University of Minnesota political blogger Eric Ostermeier, who delves deep into the political numbers, says political watchers should not assume that.
“Slightly more than one in five Minnesota gubernatorial incumbents in state history lost their re-election bids, or nine out of 42 attempts,” he reported on his Smart Politics blog.
Democratic governors, like Dayton, have won just six of 11 re-election bids, Ostermeier reports. Only two Republican governors have failed to be re-elected when they ran again.
Nursing home fights
One of the strongest legislative debates this year has been over nursing home funding.
Rural legislators, in particular, have fought for more nursing home money, especially for the workers who have not received raises in four years.
Freshman Rep. Jay McNamar, DFL-Elbow Lake, is an example.
“The major concern I had throughout this session with health and human services was the need to get nursing home and long-term care workers a pay increase,” he said. “The work these people do is honorable and it requires a lot of sacrifice.”
The House does better than the Senate when it comes to giving nursing home workers raises.
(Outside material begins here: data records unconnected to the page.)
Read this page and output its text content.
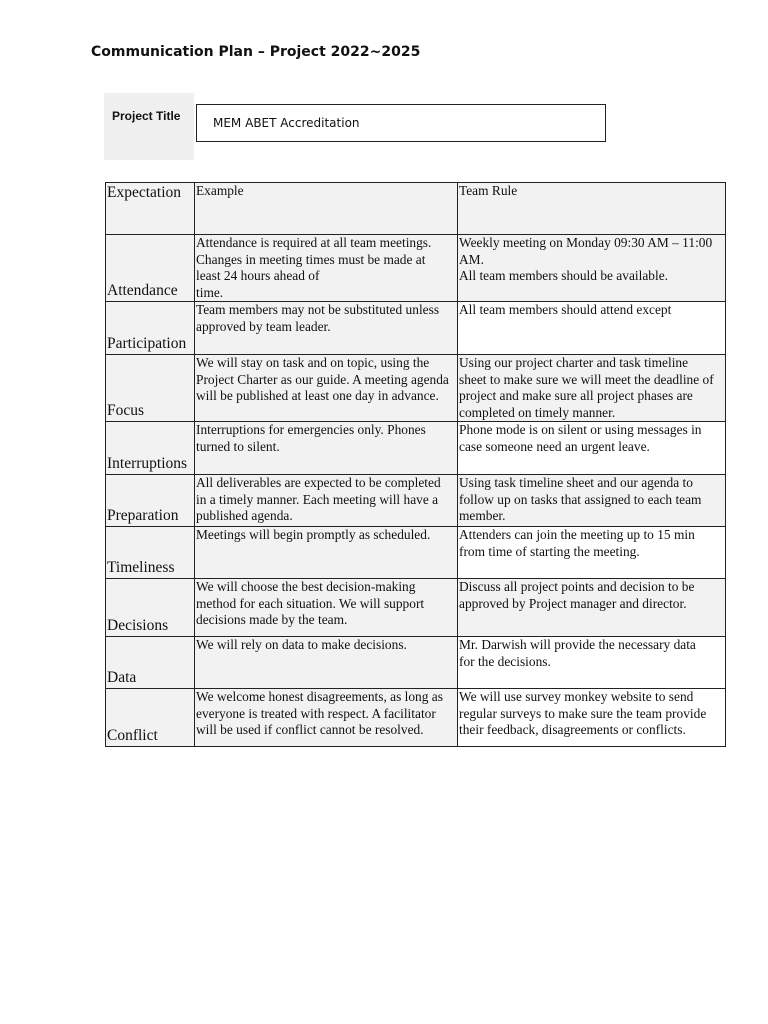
Communication Plan – Project 2022~2025
Project Title	MEM ABET Accreditation
Expectation	Example	Team Rule
Attendance	Attendance is required at all team meetings.
Changes in meeting times must be made at
least 24 hours ahead of
time.	Weekly meeting on Monday 09:30 AM – 11:00
AM.
All team members should be available.

Participation	Team members may not be substituted unless
approved by team leader.	All team members should attend except

Focus	We will stay on task and on topic, using the
Project Charter as our guide. A meeting agenda
will be published at least one day in advance.	Using our project charter and task timeline
sheet to make sure we will meet the deadline of
project and make sure all project phases are
completed on timely manner.

Interruptions	Interruptions for emergencies only. Phones
turned to silent.	Phone mode is on silent or using messages in
case someone need an urgent leave.

Preparation	All deliverables are expected to be completed
in a timely manner. Each meeting will have a
published agenda.	Using task timeline sheet and our agenda to
follow up on tasks that assigned to each team
member.

Timeliness	Meetings will begin promptly as scheduled.	Attenders can join the meeting up to 15 min
from time of starting the meeting.

Decisions	We will choose the best decision-making
method for each situation. We will support
decisions made by the team.	Discuss all project points and decision to be
approved by Project manager and director.

Data	We will rely on data to make decisions.	Mr. Darwish will provide the necessary data
for the decisions.

Conflict	We welcome honest disagreements, as long as
everyone is treated with respect. A facilitator
will be used if conflict cannot be resolved.	We will use survey monkey website to send
regular surveys to make sure the team provide
their feedback, disagreements or conflicts.
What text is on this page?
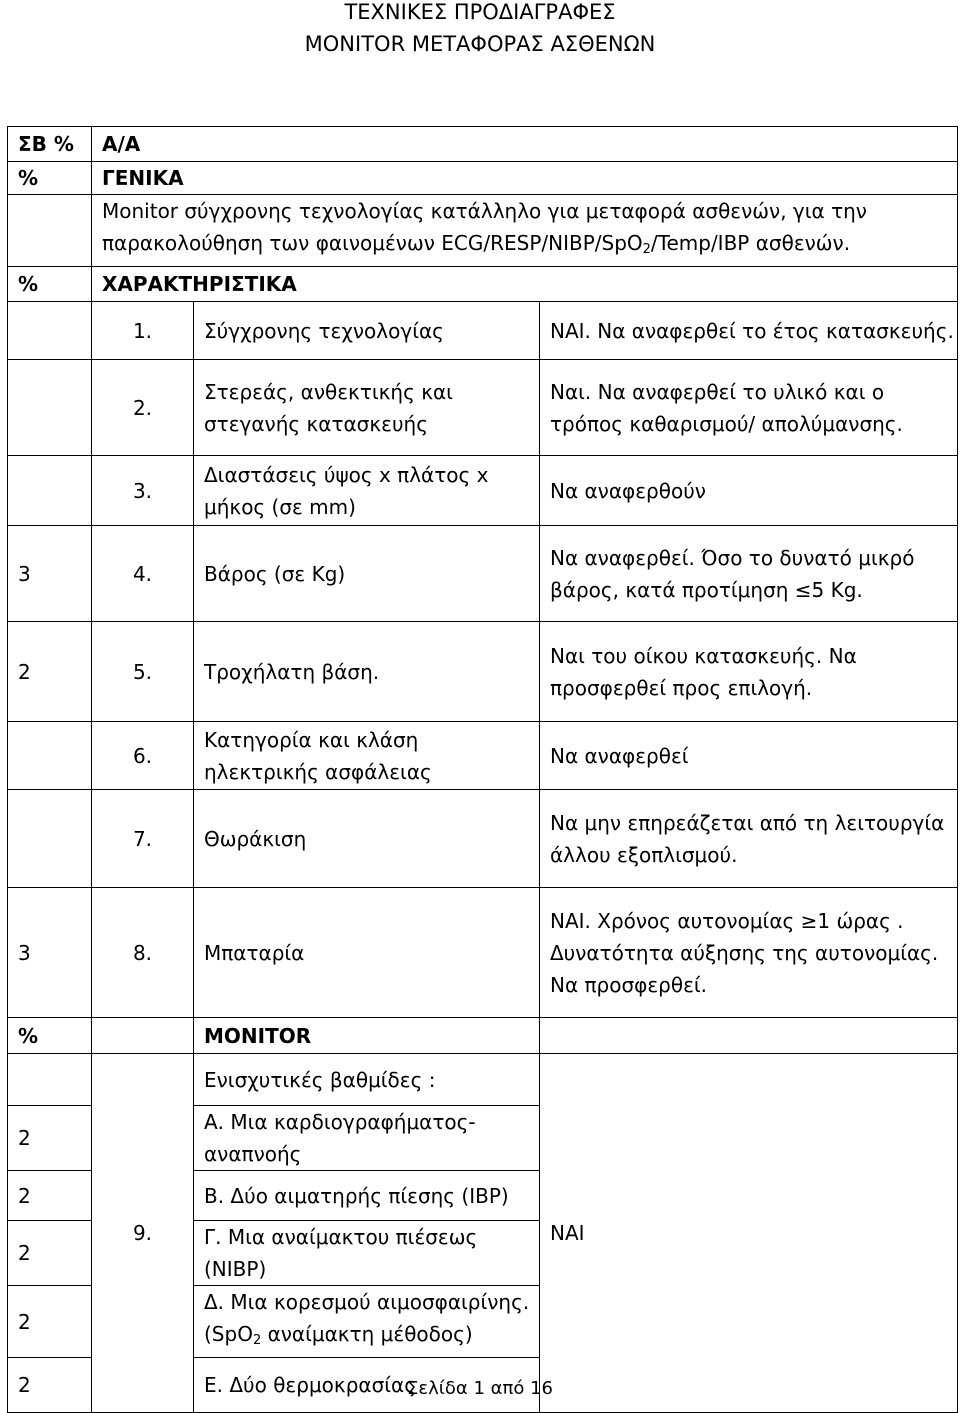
ΤΕΧΝΙΚΕΣ ΠΡΟΔΙΑΓΡΑΦΕΣ
MONITOR ΜΕΤΑΦΟΡΑΣ ΑΣΘΕΝΩΝ
ΣΒ %	Α/Α		
%	ΓΕΝΙΚΑ		
	Monitor σύγχρονης τεχνολογίας κατάλληλο για μεταφορά ασθενών, για την παρακολούθηση των φαινομένων ECG/RESP/NIBP/SpO$_2$/Temp/IBP ασθενών.		
%	ΧΑΡΑΚΤΗΡΙΣΤΙΚΑ		
	1.	Σύγχρονης τεχνολογίας	ΝΑΙ. Να αναφερθεί το έτος κατασκευής.
	2.	Στερεάς, ανθεκτικής και στεγανής κατασκευής	Ναι. Να αναφερθεί το υλικό και ο τρόπος καθαρισμού/ απολύμανσης.
	3.	Διαστάσεις ύψος x πλάτος x μήκος (σε mm)	Να αναφερθούν
3	4.	Βάρος (σε Kg)	Να αναφερθεί. Όσο το δυνατό μικρό βάρος, κατά προτίμηση ≤5 Kg.
2	5.	Τροχήλατη βάση.	Ναι του οίκου κατασκευής. Να προσφερθεί προς επιλογή.
	6.	Κατηγορία και κλάση ηλεκτρικής ασφάλειας	Να αναφερθεί
	7.	Θωράκιση	Να μην επηρεάζεται από τη λειτουργία άλλου εξοπλισμού.
3	8.	Μπαταρία	ΝΑΙ. Χρόνος αυτονομίας ≥1 ώρας . Δυνατότητα αύξησης της αυτονομίας. Να προσφερθεί.
%		MONITOR	
	9.	Ενισχυτικές βαθμίδες :	ΝΑΙ
2		Α. Μια καρδιογραφήματος-αναπνοής	
2		Β. Δύο αιματηρής πίεσης (IBP)	
2		Γ. Μια αναίμακτου πιέσεως (NIBP)	
2		Δ. Μια κορεσμού αιμοσφαιρίνης. (SpO$_2$ αναίμακτη μέθοδος)	
2		Ε. Δύο θερμοκρασίας	
Σελίδα 1 από 16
The debate likely will be a prime concern as negotiators merge House, Senate and governor health funding plans.
Capitol reporters have been told they will be booted from their hot, stuffy and moldy basement offices this summer if lawmakers approve a $109 million Capitol renovation request in May.
They will be gone at least two years as renovators work their way through the Capitol.
Their temporary location, “swing space” is what state officials call it, will be in the Centennial Building, about a block away from the Capitol but connected via a tunnel.
Everyone will be moved out of the Capitol at some point.
House votes safety
Minnesota state representatives voted Friday to protect children from some toxic chemicals.
They approved on a 113-13 vote a measure to ban companies from intentionally putting formaldehyde in child care products. They backed a second bill 115-11 to keep bisphenol A out of baby and toddler food containers in the state.
Rep. John Persell, DFL-Bemidji, offered the formaldehyde bill because the substance is toxic and can cause cancer.
“A 1-ounce dose will kill a human being,” Persell said.
The bill deals with items such as skin care products.
Rep. Steve Drazkowski, R-Mazeppa, said the Persell bill requires products to have a lower formaldehyde level than occurs in nature and lower than the federal government requires.
Persell, however, said his bill applies only to formaldehyde intentionally put into products.
The bill gives businesses until next year to remove the products from their shelves.
Rep. Joe Atkins, DFL-Inver Grove Heights, said the bisphenol A prohibition would be on top of existing bans on using BPA in baby bottles and sippy cups. This would keep the chemical out of containers of formula and baby food.
Similar bills are awaiting Senate consideration.
Spill calls required
Spills of potentially hazardous chemicals must be reported to both the state and local authorities under a bill that the House passed 125-1 Friday.
Rep. Dan Schoen, DFL-St. Paul Park, said spills already must be reported to a state official, but local 911 centers also should be in the loop so they can better respond.
To respond to concerns that a citizen may not know he needs to call two places, Schoen’s bill also requires the proper state official to let the caller know he also needs to contact local authorities.
Reporter Danielle Killey contributed to this report.